On January 28, 1986, I was in seventh grade science class
when some classmates came in and told us the space shuttle carrying the teacher
had exploded during launch. They had been listening to the launch on the radio
in band class. My science teacher was a bit rattled and didn’t want to believe
what the students were saying until an announcement came over the intercom confirming
that it was true. We filed into the lunch room that day and televisions had
been rolled into the cafeteria so we could watch the news. We saw the explosion
replayed over and over and tracked the pieces of debris as they streamed
downward and splashed into the Atlantic. On the news that night, every minute
of the newscast was filled with Challenger coverage. Even the weather report
had a little space shuttle figure showing what the winds were like in different
levels of the atmosphere and discussing temperatures in Florida that day,
wondering if any environmental issues could have played a role.
After we learned more about what happened that tragic day,
my science teacher talked to us about how the compartment the astronauts were
in was in free fall for two minutes and 45 seconds before impacting the ocean
at a phenomenal speed.

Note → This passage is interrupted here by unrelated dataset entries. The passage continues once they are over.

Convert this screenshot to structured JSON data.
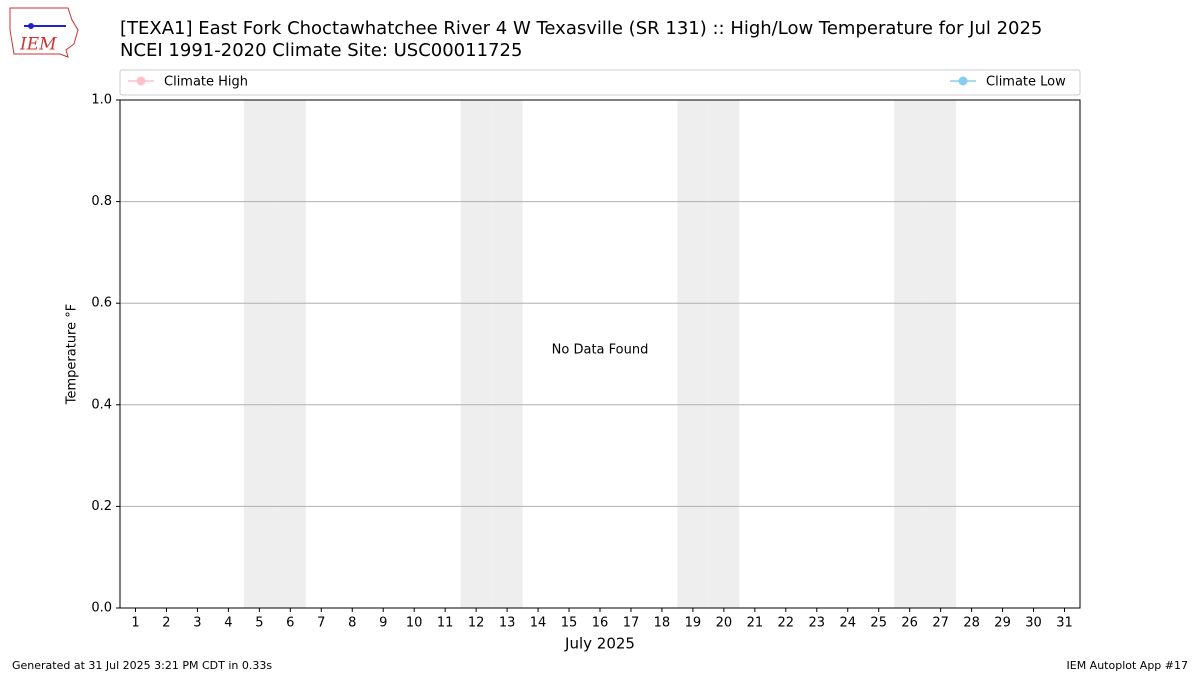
{
  "chart_data": {
    "type": "line",
    "title": "[TEXA1] East Fork Choctawhatchee River 4 W Texasville (SR 131) :: High/Low Temperature for Jul 2025",
    "subtitle": "NCEI 1991-2020 Climate Site: USC00011725",
    "x_label": "July 2025",
    "y_label": "Temperature °F",
    "annotation": "No Data Found",
    "x": [],
    "series": [
      {
        "name": "Climate High",
        "color": "pink",
        "values": []
      },
      {
        "name": "Climate Low",
        "color": "skyblue",
        "values": []
      }
    ],
    "xlim": [
      0.5,
      31.5
    ],
    "xticks": [
      1,
      2,
      3,
      4,
      5,
      6,
      7,
      8,
      9,
      10,
      11,
      12,
      13,
      14,
      15,
      16,
      17,
      18,
      19,
      20,
      21,
      22,
      23,
      24,
      25,
      26,
      27,
      28,
      29,
      30,
      31
    ],
    "ylim": [
      0,
      1
    ],
    "yticks": [
      {
        "value": 0,
        "label": "0.0"
      },
      {
        "value": 0.2,
        "label": "0.2"
      },
      {
        "value": 0.4,
        "label": "0.4"
      },
      {
        "value": 0.6,
        "label": "0.6"
      },
      {
        "value": 0.8,
        "label": "0.8"
      },
      {
        "value": 1,
        "label": "1.0"
      }
    ],
    "grid": true,
    "shaded_days": [
      5,
      6,
      12,
      13,
      19,
      20,
      26,
      27
    ],
    "shade_color": "#eeeeee"
  },
  "logo": "IEM",
  "footer": {
    "left": "Generated at 31 Jul 2025 3:21 PM CDT in 0.33s",
    "right": "IEM Autoplot App #17"
  }
}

At least a few of the astronauts survived the initial
explosion, because three of four emergency air packs found had been manually
activated. My teacher wanted us all to imagine what that would have been like,
the short yet extended period of knowing what had just happened and what was
surely to come. My class of 28 students sat quietly in their seats facing the
clock and my science teacher sat up front facing out at us. We started a moment
of silence as the large institutional clock’s second hand swung up to 12 and
started ticking off the seconds. We sat mute, unmoving, with our eyes on
nothing but that second hand and our thoughts on nothing but the astronauts
locked in their fate. My teacher turned around after about one minute and
thirty seconds to watch the clock with us. At one minute and 45 seconds he
exclaimed sadly, “That is a very long time.” A couple students pointed out to
him that it had only been one minute and 45 seconds and not two minutes and 45
seconds. At first he didn’t believe us, but when he saw all our nodding heads,
he realized that the torture lasted even longer than we could stand, sitting
there contemplating the fate of people we had never met. One of the girls in
the class got up to grab a tissue out of the box on the teacher’s desk to dry
her tears, and then we moved on to our lesson about different types of energy.

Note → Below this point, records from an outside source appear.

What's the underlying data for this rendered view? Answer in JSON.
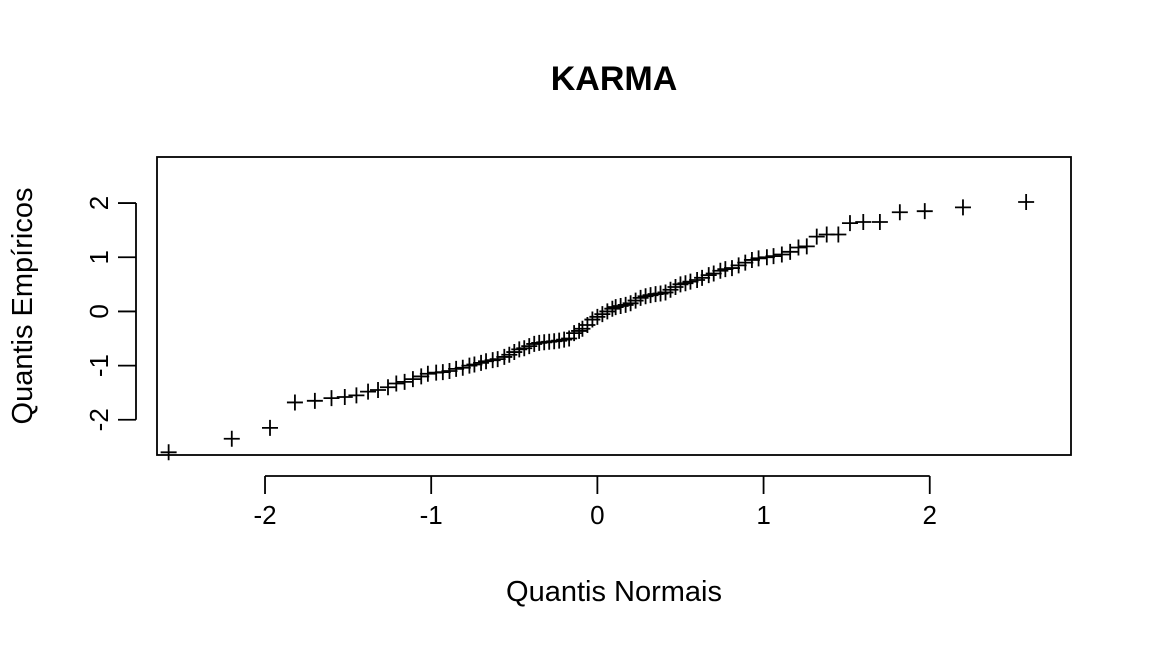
{
  "chart_data": {
    "type": "scatter",
    "title": "KARMA",
    "xlabel": "Quantis Normais",
    "ylabel": "Quantis Empíricos",
    "xlim": [
      -2.65,
      2.85
    ],
    "ylim": [
      -2.65,
      2.85
    ],
    "xticks": [
      -2,
      -1,
      0,
      1,
      2
    ],
    "yticks": [
      -2,
      -1,
      0,
      1,
      2
    ],
    "xtick_labels": [
      "-2",
      "-1",
      "0",
      "1",
      "2"
    ],
    "ytick_labels": [
      "-2",
      "-1",
      "0",
      "1",
      "2"
    ],
    "marker": "+",
    "grid": false,
    "x": [
      -2.58,
      -2.2,
      -1.97,
      -1.82,
      -1.7,
      -1.6,
      -1.52,
      -1.45,
      -1.38,
      -1.32,
      -1.26,
      -1.21,
      -1.16,
      -1.11,
      -1.06,
      -1.02,
      -0.97,
      -0.93,
      -0.89,
      -0.85,
      -0.81,
      -0.77,
      -0.74,
      -0.7,
      -0.67,
      -0.63,
      -0.6,
      -0.56,
      -0.53,
      -0.5,
      -0.47,
      -0.44,
      -0.41,
      -0.38,
      -0.35,
      -0.32,
      -0.29,
      -0.26,
      -0.23,
      -0.2,
      -0.17,
      -0.14,
      -0.11,
      -0.09,
      -0.06,
      -0.03,
      0.0,
      0.03,
      0.06,
      0.09,
      0.11,
      0.14,
      0.17,
      0.2,
      0.23,
      0.26,
      0.29,
      0.32,
      0.35,
      0.38,
      0.41,
      0.44,
      0.47,
      0.5,
      0.53,
      0.56,
      0.6,
      0.63,
      0.67,
      0.7,
      0.74,
      0.77,
      0.81,
      0.85,
      0.89,
      0.93,
      0.97,
      1.02,
      1.06,
      1.11,
      1.16,
      1.21,
      1.26,
      1.32,
      1.38,
      1.45,
      1.52,
      1.6,
      1.7,
      1.82,
      1.97,
      2.2,
      2.58
    ],
    "y": [
      -2.6,
      -2.35,
      -2.15,
      -1.68,
      -1.65,
      -1.6,
      -1.58,
      -1.55,
      -1.48,
      -1.45,
      -1.4,
      -1.33,
      -1.3,
      -1.25,
      -1.2,
      -1.15,
      -1.13,
      -1.12,
      -1.1,
      -1.06,
      -1.04,
      -1.0,
      -0.98,
      -0.95,
      -0.92,
      -0.9,
      -0.88,
      -0.84,
      -0.8,
      -0.75,
      -0.7,
      -0.68,
      -0.64,
      -0.6,
      -0.58,
      -0.57,
      -0.56,
      -0.55,
      -0.54,
      -0.52,
      -0.5,
      -0.4,
      -0.36,
      -0.32,
      -0.25,
      -0.15,
      -0.1,
      -0.05,
      0.0,
      0.05,
      0.08,
      0.1,
      0.12,
      0.15,
      0.2,
      0.25,
      0.28,
      0.3,
      0.32,
      0.33,
      0.35,
      0.4,
      0.45,
      0.5,
      0.52,
      0.55,
      0.58,
      0.62,
      0.67,
      0.7,
      0.75,
      0.78,
      0.8,
      0.85,
      0.9,
      0.95,
      0.98,
      1.0,
      1.02,
      1.05,
      1.1,
      1.18,
      1.2,
      1.38,
      1.42,
      1.42,
      1.63,
      1.65,
      1.65,
      1.83,
      1.85,
      1.92,
      2.02
    ]
  }
}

Seventeen years and four days later, on February 1, 2003, I
was sitting at my computer on a Saturday morning while my husband was at work
and my young son played in the living room. I was instant messaging a friend
who is also a stay-at-home mom whose husband was at work that morning. I had
CNN on in the background and saw the usual program interrupted as the words
“Shuttle explodes over Texas” appeared on the bottom of the screen. I had been
waiting to watch the shuttle landing that would be aired on TV. By this time
everyone knew the dangers of launches, but landings seemed like relatively
safe, low-power descents where the craft glided through the atmosphere to its
airplane-like landing. But on this day the TV screen was filled with an image
that looked like a large bright meteor breaking up in the atmosphere as it streaked
downward toward Earth.
This late January-early February window of bad luck for the
space program began before I was born. On January 27, 1967, three astronauts
died during a routine ground test in the Apollo capsule after an electrical
spark ignited a fire.
This earliest tragedy occurred when humankind was getting
ready to walk on the moon, 384,000 kilometers away. The shuttle tragedies
occurred on liftoff and reentry from the space shuttle’s normal orbit of 320
kilometers off the Earth’s surface. But now there isn’t much of a space program
left. While the space station still orbits above us with a crew of five, we
must rely on other countries to get astronauts there and bring them home. All
the space shuttles have been retired. There are no replacement vehicles in the
works. The US’s space program is creeping backward. A Space.com poll on January
29 asked, “Is human spaceflight worth the risk?” A surely biased group of those
who visit Space.com answered with a resounding YES, earning 94% of the vote. But
the fact is that we have to continue to boldly go where no man has gone before and venture toward other
planets and eventually other stellar systems. Because in the end, it’s mankind’s only option against extinction.